Last week, Manhica said he spent seven hours in the line to get his treatment. “I arrived late because of the rain, by then all the files had been taken away,” he said.

Bulelwa Mhlakaza from the Sivuziwe DDF said disabled people, particularly those who are deaf also struggled for help. She said the facility has no translators and that put them at risk. She said she offered to help, but it was a struggle whenever she was not available.

Bulelwa Mhlakaza from the Sivuziwe Disabled Development Forum said disabled people, particularly those who are deaf also struggled for help.

She said the facility has no translators and that put them at risk.

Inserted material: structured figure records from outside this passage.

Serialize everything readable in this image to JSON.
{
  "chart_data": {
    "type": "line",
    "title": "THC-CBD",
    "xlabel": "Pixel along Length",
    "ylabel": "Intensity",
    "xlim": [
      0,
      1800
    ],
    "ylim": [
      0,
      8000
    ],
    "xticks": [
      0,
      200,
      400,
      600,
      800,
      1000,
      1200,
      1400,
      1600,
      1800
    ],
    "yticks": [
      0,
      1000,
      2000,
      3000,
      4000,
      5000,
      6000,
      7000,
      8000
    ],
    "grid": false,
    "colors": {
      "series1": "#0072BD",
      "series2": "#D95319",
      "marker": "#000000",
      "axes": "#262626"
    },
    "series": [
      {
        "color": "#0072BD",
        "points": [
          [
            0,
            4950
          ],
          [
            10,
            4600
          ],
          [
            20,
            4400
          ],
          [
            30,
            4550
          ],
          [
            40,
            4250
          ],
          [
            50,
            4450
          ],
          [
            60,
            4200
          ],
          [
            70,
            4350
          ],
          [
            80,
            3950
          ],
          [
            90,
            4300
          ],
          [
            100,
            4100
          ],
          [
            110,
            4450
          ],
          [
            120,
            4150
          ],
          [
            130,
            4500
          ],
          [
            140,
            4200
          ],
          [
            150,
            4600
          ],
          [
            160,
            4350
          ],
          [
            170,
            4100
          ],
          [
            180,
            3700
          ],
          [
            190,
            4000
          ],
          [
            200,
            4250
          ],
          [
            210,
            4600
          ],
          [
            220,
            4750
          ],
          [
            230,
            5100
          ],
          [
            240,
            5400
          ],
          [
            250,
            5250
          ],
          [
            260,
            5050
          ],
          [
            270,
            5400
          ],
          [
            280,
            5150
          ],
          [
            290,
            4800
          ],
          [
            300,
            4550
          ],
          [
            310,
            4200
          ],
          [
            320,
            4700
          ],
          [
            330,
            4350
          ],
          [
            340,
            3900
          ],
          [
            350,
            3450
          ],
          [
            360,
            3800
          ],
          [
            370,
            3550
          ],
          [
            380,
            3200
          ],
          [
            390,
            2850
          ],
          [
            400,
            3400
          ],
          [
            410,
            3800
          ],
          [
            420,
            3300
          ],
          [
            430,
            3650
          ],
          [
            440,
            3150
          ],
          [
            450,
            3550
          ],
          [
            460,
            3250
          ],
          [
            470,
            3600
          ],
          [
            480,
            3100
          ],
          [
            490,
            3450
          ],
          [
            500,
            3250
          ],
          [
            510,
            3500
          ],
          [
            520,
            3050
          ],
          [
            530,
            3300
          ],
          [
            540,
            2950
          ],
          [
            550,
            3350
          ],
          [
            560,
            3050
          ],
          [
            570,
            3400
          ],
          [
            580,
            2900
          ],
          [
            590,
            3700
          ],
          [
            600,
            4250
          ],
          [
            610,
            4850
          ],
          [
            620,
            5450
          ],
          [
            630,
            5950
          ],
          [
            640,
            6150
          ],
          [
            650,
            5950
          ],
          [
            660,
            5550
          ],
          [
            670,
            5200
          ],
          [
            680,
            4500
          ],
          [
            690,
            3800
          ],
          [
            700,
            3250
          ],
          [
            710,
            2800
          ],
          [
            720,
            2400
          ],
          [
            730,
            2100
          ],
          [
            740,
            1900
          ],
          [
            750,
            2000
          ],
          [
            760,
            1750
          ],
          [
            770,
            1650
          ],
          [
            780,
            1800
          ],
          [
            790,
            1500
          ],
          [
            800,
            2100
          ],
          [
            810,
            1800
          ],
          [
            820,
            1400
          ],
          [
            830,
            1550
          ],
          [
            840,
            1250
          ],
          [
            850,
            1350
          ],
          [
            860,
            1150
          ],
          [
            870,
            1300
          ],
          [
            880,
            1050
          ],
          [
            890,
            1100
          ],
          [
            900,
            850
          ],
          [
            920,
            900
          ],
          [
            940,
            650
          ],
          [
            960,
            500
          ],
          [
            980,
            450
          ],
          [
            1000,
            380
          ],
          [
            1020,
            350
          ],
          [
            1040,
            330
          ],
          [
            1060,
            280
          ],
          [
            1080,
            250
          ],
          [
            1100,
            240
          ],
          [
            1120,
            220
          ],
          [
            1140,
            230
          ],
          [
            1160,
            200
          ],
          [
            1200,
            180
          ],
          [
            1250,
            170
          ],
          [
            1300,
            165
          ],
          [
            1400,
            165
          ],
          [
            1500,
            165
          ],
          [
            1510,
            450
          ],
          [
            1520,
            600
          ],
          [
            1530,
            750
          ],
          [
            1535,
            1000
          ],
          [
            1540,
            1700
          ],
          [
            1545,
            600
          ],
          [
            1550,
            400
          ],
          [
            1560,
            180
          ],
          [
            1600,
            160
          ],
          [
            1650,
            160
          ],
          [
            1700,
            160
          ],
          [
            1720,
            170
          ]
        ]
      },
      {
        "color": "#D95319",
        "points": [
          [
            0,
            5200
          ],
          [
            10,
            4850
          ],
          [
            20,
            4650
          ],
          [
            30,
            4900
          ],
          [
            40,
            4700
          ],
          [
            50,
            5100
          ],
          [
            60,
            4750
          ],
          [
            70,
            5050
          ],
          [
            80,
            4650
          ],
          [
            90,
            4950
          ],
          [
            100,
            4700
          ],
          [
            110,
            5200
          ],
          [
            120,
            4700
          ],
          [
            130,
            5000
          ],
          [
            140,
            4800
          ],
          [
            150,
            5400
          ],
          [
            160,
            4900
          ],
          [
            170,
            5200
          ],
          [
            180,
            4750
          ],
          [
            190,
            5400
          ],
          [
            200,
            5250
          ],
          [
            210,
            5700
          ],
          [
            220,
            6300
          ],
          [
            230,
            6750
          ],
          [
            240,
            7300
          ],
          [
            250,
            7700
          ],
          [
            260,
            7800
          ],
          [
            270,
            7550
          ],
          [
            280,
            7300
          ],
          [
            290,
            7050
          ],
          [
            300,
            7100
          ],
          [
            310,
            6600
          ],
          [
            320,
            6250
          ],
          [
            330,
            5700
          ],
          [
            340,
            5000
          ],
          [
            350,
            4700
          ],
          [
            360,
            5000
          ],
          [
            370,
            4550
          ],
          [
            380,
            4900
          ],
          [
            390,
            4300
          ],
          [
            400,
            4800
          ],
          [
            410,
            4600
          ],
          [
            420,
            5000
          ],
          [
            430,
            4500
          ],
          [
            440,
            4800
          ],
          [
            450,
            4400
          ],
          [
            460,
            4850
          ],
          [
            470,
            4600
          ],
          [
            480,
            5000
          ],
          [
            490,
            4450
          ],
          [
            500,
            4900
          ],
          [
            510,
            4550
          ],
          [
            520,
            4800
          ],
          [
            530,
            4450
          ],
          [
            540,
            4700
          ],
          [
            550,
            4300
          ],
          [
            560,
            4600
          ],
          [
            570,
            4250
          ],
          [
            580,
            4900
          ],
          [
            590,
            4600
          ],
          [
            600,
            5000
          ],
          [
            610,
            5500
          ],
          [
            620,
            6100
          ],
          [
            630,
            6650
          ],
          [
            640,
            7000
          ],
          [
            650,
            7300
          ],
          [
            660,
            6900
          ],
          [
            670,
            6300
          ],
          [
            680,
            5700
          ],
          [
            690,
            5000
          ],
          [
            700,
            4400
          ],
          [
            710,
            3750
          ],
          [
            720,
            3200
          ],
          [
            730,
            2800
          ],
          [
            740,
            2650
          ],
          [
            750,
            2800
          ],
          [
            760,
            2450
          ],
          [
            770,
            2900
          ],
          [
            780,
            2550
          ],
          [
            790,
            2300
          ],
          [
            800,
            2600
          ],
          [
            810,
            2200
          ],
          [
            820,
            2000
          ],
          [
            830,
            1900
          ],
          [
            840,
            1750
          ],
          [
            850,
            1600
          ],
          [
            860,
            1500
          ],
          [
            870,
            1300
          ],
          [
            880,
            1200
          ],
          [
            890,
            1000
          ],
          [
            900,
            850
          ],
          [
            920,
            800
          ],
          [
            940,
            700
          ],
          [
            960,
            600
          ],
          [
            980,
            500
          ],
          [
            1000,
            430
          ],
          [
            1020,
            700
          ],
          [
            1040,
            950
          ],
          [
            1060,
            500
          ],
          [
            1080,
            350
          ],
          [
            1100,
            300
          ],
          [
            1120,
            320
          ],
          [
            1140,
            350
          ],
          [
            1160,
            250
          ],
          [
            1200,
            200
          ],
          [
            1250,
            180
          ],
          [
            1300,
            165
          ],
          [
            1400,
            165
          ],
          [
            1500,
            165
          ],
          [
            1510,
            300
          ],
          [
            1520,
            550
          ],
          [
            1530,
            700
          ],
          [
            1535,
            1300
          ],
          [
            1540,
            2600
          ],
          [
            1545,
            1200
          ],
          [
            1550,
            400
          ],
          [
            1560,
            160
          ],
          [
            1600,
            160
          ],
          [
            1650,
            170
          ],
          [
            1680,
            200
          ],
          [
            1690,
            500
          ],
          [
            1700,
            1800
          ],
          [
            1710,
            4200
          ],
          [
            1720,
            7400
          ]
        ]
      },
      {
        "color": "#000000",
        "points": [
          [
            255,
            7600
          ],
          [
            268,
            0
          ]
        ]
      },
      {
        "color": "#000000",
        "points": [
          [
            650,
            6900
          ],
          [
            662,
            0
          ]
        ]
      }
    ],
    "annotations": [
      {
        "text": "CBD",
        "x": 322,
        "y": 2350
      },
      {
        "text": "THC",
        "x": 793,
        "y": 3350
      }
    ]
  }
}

She said she offered to help, but it was a struggle whenever she was not available.

She called for the provincial department of health to introduce measures to help the disabled.

Spokesperson for the provincial department of health Monique Johnstone dismissed claims that disabled people were not prioritised.

She said the facility has all the necessary facilities for disabled people.

However, she admitted to some challenges regarding the toilets.

“Our toilets are not meant to be used as a storage for cleaning materials, and the incident was addressed with the cleaner to remove the brooms and find a suitable place to store it, but this did not prevent patients from utilising the ablution facility,” said Johnstone.

She also said cars were allowed to drop disabled patients inside the facility.

“But due to limited parking space, we request that all drivers drop the patient next to the Trauma Unit and leave the facility to park outside if they want to wait for their patient.”

Johnstone said there were regular meetings with facility management to discuss certain challenges and find ways to improve services.

However, the disabled dismissed as untrue reports that everything worked well at the facility.

They called for an immediate change of attitude towards the disabled people.